IBM: A New PR Direction without Recipes and TV Game Shows?

August 18, 2020

IBM appears to be shifting its marketing in an interesting way. IBM announced its Power10 chips. Representative of the coverage is Forbes’ Magazine’s “IBM POWER10 Mega Chip For Hybrid Cloud Is Revealed.” The write up is not written by Forbes’ staff. The article is from an outfit called Tirias Research, a member of a contributor group. I am not sure what a contributor group is. The article seems like marketing speak to me, but you judge for yourself. Here’s a snippet:

To handle the ever more complex cloud workloads, the POWER10 improves capacity (socket throughput) and efficiency by about 3x over the POWER9. The energy efficiency gains were critical because IBM increased CPU core count over the POWER9 but kept the socket power roughly the same. All in all, the POWER10 big step forward for the architecture.

Next, I noticed write ups about IBM’s mainframe business. Navigate to “COBOL Still Handles 70% of Global Business Transactions.” The content strikes me as a recycling of IBM-prepared visuals. Here’s an example of the “analysis” and “news” in the article about the next big future:

image

Several observations:

  1. It was not that long ago that IBM was touting IBM Watson as capable of matching pets with potential owners. Now IBM is focusing on semiconductors and “workhorse” mainframes
  2. There are chips using technology more advanced than IBM’s 7 and 14 nanometer chips. Like Intel, IBM makes no reference to manufacturing techniques which may offer more advantages. That’s understandable. But three nanometer fabs are approaching, and IBM appears to be following, not leading.
  3. The cheerleading for hybrid clouds is different from cheerleading for “the cloud.” Has IBM decided that its future pivots on getting companies to build data centers and hire IBM to maintain them.

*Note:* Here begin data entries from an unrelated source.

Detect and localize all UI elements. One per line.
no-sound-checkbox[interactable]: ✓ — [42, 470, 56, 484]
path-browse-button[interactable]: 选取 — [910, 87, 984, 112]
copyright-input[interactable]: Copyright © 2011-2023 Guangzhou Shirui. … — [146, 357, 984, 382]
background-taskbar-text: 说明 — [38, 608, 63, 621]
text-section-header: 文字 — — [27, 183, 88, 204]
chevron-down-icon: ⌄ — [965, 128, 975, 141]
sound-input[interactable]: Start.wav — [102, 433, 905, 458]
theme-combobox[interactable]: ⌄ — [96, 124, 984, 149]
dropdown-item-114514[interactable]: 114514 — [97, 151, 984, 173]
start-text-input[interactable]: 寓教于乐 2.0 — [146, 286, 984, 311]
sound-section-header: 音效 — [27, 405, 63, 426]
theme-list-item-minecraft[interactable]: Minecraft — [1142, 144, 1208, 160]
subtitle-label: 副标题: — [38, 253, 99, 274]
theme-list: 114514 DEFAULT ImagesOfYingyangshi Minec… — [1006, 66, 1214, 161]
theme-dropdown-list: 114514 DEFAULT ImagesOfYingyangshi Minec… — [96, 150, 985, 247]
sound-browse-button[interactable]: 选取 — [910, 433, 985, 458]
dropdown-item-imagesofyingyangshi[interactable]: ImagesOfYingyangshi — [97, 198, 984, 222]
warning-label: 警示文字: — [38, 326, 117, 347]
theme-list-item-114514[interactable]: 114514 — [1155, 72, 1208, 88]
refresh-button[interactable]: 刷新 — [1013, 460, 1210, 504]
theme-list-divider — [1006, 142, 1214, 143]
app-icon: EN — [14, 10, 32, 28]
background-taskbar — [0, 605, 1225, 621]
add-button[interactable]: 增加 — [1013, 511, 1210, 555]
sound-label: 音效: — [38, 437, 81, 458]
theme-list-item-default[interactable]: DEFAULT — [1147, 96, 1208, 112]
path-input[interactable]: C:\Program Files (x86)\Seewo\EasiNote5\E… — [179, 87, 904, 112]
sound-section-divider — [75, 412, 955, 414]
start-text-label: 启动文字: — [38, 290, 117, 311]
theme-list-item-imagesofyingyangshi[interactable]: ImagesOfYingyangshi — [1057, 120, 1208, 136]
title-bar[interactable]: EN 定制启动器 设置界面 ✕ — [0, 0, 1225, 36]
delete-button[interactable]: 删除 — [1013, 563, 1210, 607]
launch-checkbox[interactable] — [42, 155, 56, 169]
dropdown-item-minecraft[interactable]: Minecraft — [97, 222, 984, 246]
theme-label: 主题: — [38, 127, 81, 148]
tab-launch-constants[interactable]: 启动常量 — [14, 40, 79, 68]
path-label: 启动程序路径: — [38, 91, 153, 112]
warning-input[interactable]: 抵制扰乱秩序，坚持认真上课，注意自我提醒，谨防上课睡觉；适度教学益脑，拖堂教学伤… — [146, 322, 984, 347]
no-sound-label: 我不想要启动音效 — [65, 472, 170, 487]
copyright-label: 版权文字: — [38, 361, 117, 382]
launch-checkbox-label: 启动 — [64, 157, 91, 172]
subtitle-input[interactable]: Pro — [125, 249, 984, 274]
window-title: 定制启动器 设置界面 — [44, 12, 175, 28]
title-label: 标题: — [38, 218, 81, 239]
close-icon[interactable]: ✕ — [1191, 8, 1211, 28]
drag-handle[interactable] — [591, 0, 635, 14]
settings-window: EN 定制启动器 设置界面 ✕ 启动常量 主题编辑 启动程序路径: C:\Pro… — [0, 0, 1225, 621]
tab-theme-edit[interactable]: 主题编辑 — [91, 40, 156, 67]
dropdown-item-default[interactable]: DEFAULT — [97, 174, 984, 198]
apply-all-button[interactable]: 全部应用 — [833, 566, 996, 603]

The craziness of the state unemployment agencies with COBOL based systems is fresh in my mind. For me, emphasizing the dependence of organizations upon COBOL is interesting. This statement caught my attention:

COBOL still handle [sic] more than 70% of the business transactions that take place in the world today.

Is this a good thing? Are Amazon, Microsoft, and Google embracing mainframes? My hunch is that companies are unable to shift from legacy systems. Inertia, not innovation, may be creating what some people seeking unemployment benefits from COBOL-centric systems perceive as a dysfunctional approach.

Net net: At least IBM is not talking about recipes created by Watson.